La Sala Laboral de la Corte Suprema de Justicia, es del criterio de permitir el examen de nulidades o irregularidades que se presenten en el trámite del recurso de casación, así como también, de aquellas originadas en la sentencia que decida el recurso extraordinario (CSJ AL, 29 may. 2012, rad. 43333).
También sostiene, en atención a los principios de especificidad y protección, que el régimen de nulidades constituye un instrumento para materializar los derechos constitucionales al debido proceso y a la defensa.
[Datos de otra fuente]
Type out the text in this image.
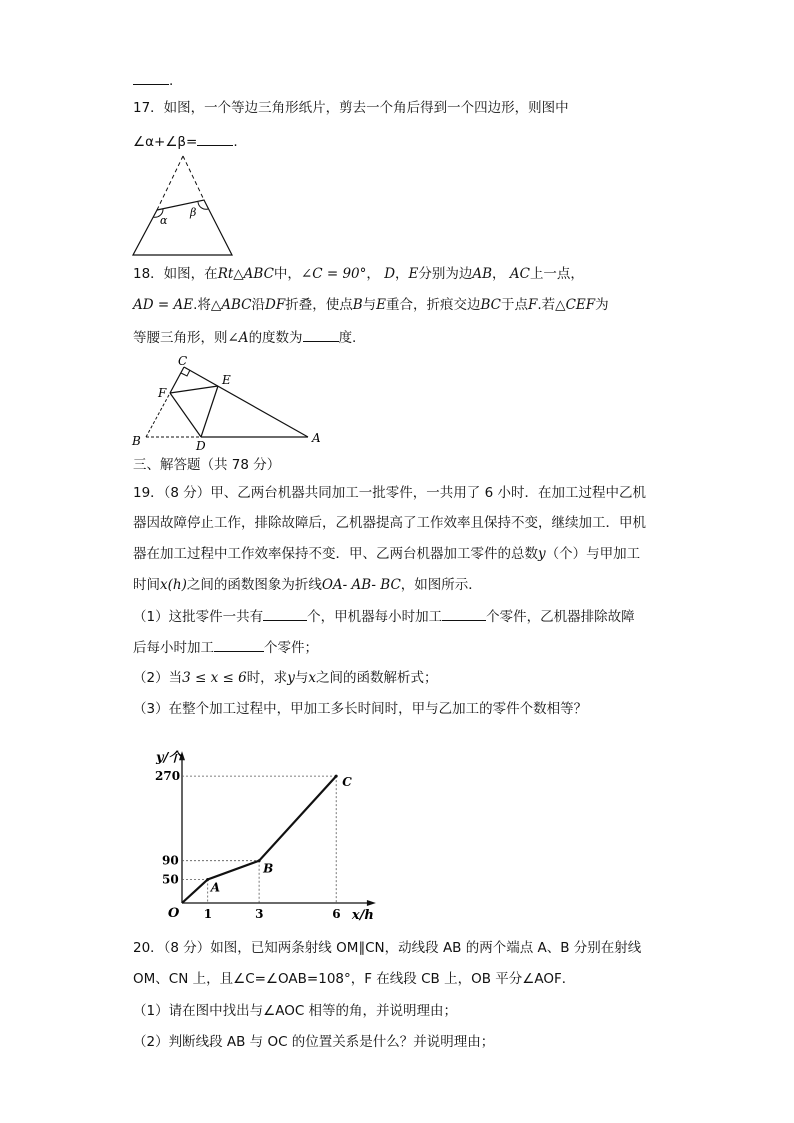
.
17．如图，一个等边三角形纸片，剪去一个角后得到一个四边形，则图中
∠α+∠β=	.
α
β
18．如图，在Rt△ABC中，∠C = 90°， D，E分别为边AB， AC上一点，
AD = AE.将△ABC沿DF折叠，使点B与E重合，折痕交边BC于点F.若△CEF为
等腰三角形，则∠A的度数为	度.
C
E
F
B	D
A
三、解答题（共 78 分）
19．（8 分）甲、乙两台机器共同加工一批零件，一共用了 6 小时．在加工过程中乙机
器因故障停止工作，排除故障后，乙机器提高了工作效率且保持不变，继续加工．甲机
器在加工过程中工作效率保持不变．甲、乙两台机器加工零件的总数y（个）与甲加工
时间x(h)之间的函数图象为折线OA- AB- BC，如图所示．
（1）这批零件一共有	个，甲机器每小时加工	个零件，乙机器排除故障
后每小时加工	个零件；
（2）当3 ≤ x ≤ 6时，求y与x之间的函数解析式；
（3）在整个加工过程中，甲加工多长时间时，甲与乙加工的零件个数相等？
y/个
x/h
O 1
50
3
90
6
270
A
B
C
20．（8 分）如图，已知两条射线 OM∥CN，动线段 AB 的两个端点 A、B 分别在射线
OM、CN 上，且∠C=∠OAB=108°，F 在线段 CB 上，OB 平分∠AOF．
（1）请在图中找出与∠AOC 相等的角，并说明理由；
（2）判断线段 AB 与 OC 的位置关系是什么？并说明理由；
En tal sentido, esa figura adopta una naturaleza eminentemente restrictiva y, por lo tanto, sus causales son taxativas». (AL2426-2022). (Negrillas de esta Sala).
5. Por lo tanto, las divergencias exteriorizadas por Telmex Colombia SA a través del presente medio extraordinario, frente a lo resuelto en las decisiones objeto de su inconformidad, no resultan suficientes para que acuda al juez constitucional, con el fin de discutir los fundamentos de la autoridad judicial en el ámbito de sus competencias o para reabrir un debate ya definido por el juzgador correspondiente. (Ver CSJ. STC 15 feb. 2011, exp. 01404, reiterada en la STC 1212-2022).
Igualmente, para esta Sala, el juez de tutela no es el llamado a intervenir a manera de fallador de instancia para establecer cuáles de los planteamientos expuestos resultan ser los más acertados, y, tampoco, para ordenar una determinada apreciación o valoración de los elementos demostrativos obrantes en el expediente, además que, si la sociedad accionante desaprovechó la oportunidad que la norma laboral le concedía para exponer las inconformidades que presenta ahora, no puede valerse de este especial mecanismo para solventar su desatención, ya que era el proceso ordinario el escenario idóneo en donde debía hacer valer las garantías invocadas, debido al carácter residual del amparo, como así ha sido explicado por esta Sala,
«(…) Además, el carácter extraordinario del recurso de casación impone a la demandante cumplir los requisitos de fondo y de forma previstos por el legislador para el éxito de la censura; la ausencia de rigor técnico o de los requerimientos legales al formular el cargo para demostrar los errores de la sentencia recurrida, no es tarea que pueda ser superada por medio de la tutela, porque ésta no es instrumento para suplir la ineptitud formal de la demanda de casación.
Lo instrumental es garantía para materializar la igualdad ante la ley y para frenar la arbitrariedad, por tanto, no se trata de exceso ritual manifiesto, sino de derechos irrenunciables, cuyo respeto es finalidad del proceso para la realización del derecho sustancial» (Ver CSJ, STC8583-2019, criterio reiterado en STC5305-2020, STC7201-2021, STC9826-2021, STC15185-2021, STC13995-2021, STC2831-2022 y STC6010-2022, entre muchas otras).
6. De conformidad con lo expuesto, la sentencia constitucional impugnada será confirmada.
DECISIÓN
En mérito de lo expuesto, la Corte Suprema de Justicia, en Sala de Casación Civil, administrando justicia en nombre de la República de Colombia y por autoridad de la Ley, CONFIRMA la sentencia de fecha, naturaleza y procedencia conocida.
Notifíquese por el medio más expedito y, oportunamente, remítase el expediente a la Corte Constitucional para su eventual revisión.
NOTIFÍQUESE Y CÚMPLASE
HILDA GONZÁLEZ NEIRA
Presidente de Sala
MARTHA PATRICIA GUZMÁN ÁLVAREZ
AROLDO WILSON QUIROZ MONSALVO
(Ausencia justificada)
LUIS ALONSO RICO PUERTA
OCTAVIO AUGUSTO TEJEIRO DUQUE
FRANCISCO TERNERA BARRIOS
1 Actuación asignada a esta Sala el 11 de julio de 2022.